New Zealand’s consumers are increasingly pessimistic about the economy as accelerating inflation squeezes their bank balances and leaves them unwilling to loosen the purse strings.

Consumer confidence dropped 7 points to 92.1 in the March quarter in the Westpac McDermott Miller consumer confidence, well off the average of 110.4, where a reading above 100 separates optimism from pessimism. That’s a gloomier outlook than in the initial outbreak of covid-19, but not quite as gloomy as the depths of the global financial crisis, when NZ’s economy was in its deepest recession since the 1990s.

Westpac NZ acting chief economist Michael Gordon said NZ is being buffeted “by a range of powerful economic headwinds” and many households had reported in the survey that their financial position had deteriorated.

Of the 1,559 people surveyed, a net 12.9% said their current situation was worse than it was a year earlier, compared to 10.7% in the December period, and a net 2.5% anticipate their own finances will improve in a year’s time, down from 6.9% in the prior quarter.

“Confidence is low in all parts of the country, and households are nervous about the outlook for the coming year,” Gordon said.

The annual pace of consumer inflation is at a 30-year high of 5.9% and is expected to accelerate as the spike in global oil prices drives up the cost of moving goods domestically and internationally.

That was among the contributors of The Warehouse today reporting an 8.2% fall in first-half profit, despite experiencing record sales through summer.

The Westpac McDermott Miller survey showed a reluctance among households to buy big-ticket items, with a net 6.9% saying it was a bad time to buy, compared to a net 0.4% saying it was a good time in the December period. That’s the weakest reading in 14 years.

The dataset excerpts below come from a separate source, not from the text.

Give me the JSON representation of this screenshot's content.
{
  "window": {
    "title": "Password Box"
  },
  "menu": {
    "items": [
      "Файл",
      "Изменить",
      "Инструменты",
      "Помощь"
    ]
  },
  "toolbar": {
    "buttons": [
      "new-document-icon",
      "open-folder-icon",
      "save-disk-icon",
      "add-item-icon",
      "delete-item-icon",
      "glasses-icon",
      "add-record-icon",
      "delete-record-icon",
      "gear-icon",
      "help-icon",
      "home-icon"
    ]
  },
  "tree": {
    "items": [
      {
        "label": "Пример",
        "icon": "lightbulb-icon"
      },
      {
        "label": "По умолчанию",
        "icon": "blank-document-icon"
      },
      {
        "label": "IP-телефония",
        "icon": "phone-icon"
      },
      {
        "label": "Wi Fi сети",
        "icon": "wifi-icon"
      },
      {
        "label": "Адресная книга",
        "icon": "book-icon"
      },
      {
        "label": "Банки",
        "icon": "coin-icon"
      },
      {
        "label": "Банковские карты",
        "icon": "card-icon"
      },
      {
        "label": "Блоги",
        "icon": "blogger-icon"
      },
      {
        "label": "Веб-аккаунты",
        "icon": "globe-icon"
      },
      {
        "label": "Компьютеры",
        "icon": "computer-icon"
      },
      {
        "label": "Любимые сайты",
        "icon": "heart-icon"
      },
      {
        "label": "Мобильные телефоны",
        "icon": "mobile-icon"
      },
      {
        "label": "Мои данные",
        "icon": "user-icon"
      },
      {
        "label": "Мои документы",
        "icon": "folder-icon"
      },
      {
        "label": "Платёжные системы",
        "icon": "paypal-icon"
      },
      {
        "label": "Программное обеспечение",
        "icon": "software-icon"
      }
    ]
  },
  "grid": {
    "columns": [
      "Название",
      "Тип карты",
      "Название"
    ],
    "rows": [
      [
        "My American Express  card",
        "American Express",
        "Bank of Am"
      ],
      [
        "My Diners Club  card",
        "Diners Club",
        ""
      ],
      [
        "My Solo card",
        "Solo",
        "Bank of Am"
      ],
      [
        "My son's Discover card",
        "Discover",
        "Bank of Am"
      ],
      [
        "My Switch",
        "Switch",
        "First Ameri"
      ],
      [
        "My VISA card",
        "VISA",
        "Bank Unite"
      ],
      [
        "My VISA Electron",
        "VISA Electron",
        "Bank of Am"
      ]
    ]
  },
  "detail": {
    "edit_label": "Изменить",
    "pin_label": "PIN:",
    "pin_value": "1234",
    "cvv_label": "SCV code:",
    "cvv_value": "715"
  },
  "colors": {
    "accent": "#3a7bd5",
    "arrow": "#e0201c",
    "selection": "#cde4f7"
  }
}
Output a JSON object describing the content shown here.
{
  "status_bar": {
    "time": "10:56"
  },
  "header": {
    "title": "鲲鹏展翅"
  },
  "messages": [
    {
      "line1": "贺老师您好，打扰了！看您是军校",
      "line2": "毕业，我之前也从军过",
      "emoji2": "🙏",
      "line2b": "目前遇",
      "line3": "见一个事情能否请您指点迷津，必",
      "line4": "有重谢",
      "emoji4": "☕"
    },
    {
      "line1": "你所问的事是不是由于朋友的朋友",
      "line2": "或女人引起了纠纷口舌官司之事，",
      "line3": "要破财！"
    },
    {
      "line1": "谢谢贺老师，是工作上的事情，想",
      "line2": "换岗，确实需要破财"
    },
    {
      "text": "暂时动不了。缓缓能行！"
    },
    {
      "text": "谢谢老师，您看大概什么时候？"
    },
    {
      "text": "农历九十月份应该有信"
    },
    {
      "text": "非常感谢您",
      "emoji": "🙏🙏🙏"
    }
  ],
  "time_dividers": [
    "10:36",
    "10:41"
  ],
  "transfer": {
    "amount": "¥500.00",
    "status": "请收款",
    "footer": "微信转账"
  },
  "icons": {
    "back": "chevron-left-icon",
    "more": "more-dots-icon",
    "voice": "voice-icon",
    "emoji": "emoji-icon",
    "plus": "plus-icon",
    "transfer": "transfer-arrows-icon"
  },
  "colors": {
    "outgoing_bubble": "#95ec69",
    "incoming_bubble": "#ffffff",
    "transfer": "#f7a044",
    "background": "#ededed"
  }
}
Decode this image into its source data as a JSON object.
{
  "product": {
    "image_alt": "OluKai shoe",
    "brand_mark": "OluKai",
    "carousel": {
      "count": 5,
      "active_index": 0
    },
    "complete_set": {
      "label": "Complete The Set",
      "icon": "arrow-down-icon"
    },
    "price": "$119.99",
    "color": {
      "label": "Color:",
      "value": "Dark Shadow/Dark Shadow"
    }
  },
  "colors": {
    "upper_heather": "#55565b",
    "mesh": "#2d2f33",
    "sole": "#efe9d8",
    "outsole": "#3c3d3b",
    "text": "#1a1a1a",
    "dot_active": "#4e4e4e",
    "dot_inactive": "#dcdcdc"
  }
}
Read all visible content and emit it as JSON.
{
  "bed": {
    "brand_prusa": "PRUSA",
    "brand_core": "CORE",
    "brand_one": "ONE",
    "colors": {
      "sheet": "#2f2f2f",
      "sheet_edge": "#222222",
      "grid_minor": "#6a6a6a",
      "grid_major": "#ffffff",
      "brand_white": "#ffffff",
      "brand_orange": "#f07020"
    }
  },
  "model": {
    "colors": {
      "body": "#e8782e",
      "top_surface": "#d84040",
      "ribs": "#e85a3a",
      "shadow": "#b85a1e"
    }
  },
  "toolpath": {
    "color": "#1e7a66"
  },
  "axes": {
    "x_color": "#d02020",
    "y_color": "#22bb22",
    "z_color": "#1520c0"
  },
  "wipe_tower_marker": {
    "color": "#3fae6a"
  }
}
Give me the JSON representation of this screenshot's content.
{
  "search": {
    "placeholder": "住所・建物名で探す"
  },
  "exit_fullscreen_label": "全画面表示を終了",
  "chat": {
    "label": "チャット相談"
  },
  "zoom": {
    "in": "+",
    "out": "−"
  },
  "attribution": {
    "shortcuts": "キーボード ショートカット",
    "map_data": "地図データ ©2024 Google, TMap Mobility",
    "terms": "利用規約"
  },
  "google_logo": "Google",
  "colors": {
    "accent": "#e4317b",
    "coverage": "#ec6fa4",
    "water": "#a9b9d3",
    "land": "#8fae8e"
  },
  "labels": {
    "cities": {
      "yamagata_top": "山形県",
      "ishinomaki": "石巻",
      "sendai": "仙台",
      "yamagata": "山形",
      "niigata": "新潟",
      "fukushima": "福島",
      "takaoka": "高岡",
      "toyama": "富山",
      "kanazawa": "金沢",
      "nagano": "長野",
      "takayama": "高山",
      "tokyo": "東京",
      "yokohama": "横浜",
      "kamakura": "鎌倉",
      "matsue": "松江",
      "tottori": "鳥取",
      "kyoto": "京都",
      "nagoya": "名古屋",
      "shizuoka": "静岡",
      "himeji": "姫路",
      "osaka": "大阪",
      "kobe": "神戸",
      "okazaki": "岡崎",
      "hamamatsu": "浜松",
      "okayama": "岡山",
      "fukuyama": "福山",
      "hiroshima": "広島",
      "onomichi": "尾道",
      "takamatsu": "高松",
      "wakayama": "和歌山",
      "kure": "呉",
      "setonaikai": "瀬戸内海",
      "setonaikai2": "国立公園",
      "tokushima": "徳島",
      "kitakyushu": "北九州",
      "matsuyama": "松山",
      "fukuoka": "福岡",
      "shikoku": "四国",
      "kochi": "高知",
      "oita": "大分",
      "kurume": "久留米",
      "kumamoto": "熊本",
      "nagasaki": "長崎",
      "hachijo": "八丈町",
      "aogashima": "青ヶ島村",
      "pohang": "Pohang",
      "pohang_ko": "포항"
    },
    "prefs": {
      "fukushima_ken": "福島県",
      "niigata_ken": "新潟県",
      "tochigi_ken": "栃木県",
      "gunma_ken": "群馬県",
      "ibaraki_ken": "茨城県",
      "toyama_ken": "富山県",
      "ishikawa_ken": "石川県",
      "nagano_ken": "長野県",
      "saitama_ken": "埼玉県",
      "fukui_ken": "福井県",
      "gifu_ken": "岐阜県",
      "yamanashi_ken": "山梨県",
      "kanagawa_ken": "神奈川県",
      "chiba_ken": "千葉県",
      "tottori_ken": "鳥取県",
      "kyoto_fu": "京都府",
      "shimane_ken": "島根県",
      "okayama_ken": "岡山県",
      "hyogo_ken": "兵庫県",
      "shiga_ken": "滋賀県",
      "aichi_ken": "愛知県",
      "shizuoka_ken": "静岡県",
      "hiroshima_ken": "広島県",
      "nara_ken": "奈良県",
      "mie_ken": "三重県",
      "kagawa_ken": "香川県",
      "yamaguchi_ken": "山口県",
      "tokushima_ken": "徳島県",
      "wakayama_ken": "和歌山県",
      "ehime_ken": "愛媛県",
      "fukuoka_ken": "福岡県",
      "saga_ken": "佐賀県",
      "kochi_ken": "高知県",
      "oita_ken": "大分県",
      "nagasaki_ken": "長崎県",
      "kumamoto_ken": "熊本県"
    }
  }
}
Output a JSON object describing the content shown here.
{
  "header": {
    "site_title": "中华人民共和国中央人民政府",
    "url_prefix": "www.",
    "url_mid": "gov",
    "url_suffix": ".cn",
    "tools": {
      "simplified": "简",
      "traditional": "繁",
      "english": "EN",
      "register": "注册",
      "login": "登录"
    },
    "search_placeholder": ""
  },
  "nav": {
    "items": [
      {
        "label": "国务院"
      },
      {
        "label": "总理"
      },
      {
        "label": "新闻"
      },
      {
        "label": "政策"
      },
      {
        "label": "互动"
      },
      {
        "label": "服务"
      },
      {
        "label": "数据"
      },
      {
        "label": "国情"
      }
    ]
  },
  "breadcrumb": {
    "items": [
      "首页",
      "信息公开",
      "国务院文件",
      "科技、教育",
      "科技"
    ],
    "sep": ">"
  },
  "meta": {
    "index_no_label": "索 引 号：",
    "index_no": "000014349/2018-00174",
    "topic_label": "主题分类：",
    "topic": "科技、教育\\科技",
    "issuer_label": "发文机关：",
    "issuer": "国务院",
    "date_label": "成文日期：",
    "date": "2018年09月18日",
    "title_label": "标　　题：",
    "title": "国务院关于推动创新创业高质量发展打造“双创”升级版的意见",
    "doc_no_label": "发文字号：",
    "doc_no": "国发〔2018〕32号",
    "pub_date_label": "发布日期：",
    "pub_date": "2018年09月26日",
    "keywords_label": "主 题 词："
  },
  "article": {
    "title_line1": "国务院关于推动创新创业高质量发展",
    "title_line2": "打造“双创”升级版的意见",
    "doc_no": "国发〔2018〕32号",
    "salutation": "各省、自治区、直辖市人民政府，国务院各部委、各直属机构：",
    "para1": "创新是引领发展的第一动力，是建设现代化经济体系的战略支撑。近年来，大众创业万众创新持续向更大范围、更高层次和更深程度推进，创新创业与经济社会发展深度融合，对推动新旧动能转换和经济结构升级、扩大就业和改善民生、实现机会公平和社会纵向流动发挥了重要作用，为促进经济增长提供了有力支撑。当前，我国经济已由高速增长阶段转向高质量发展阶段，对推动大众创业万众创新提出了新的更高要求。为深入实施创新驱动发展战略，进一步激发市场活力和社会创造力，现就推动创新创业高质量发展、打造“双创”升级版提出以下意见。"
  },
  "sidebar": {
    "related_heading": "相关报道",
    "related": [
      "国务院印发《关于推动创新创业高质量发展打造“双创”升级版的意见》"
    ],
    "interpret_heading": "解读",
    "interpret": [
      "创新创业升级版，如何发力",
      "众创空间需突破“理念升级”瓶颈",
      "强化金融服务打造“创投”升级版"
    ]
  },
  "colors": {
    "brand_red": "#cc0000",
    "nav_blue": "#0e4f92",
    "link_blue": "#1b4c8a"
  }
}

Westpac’s Gordon said higher borrowing costs had also “taken a bite” out of households’ disposable incomes and the rapid increase of the omicron outbreak would be worrying for many.

Men’s confidence was largely unchanged at 99.9 points, while women were considerably more pessimistic, with a drop of 14.7 points to 84.7.

“Women are likely to be feeling the squeeze on household finances with rising prices and the threat of more to come as the repercussions of sanctions on Russia continue to ripple out around the world,” McDermott Miller market research director Imogen Rendall said.

Confidence among people between the ages of 18 and 29 also fell below 100 for the first time since the outbreak, dropping 15.2 points to 91.9. That age group typically makes up the bulk of the workforce for businesses that have been the hardest hit in the omicron outbreak, such as retail and hospitality operators, adding another degree of uncertainty at a time when traditionally low wages are squeezed by rising prices.

People aged 30-to-49 kept a modicum of optimism with a largely unchanged reading of 103.2, although people who are 50-plus grew more pessimistic with a reading of 82.8, down 11.7 points.

“Not only do a greater proportion in this age group report that they are worse off financially compared to a year ago, a considerable number expect to be worse off this time next year,” Rendall said.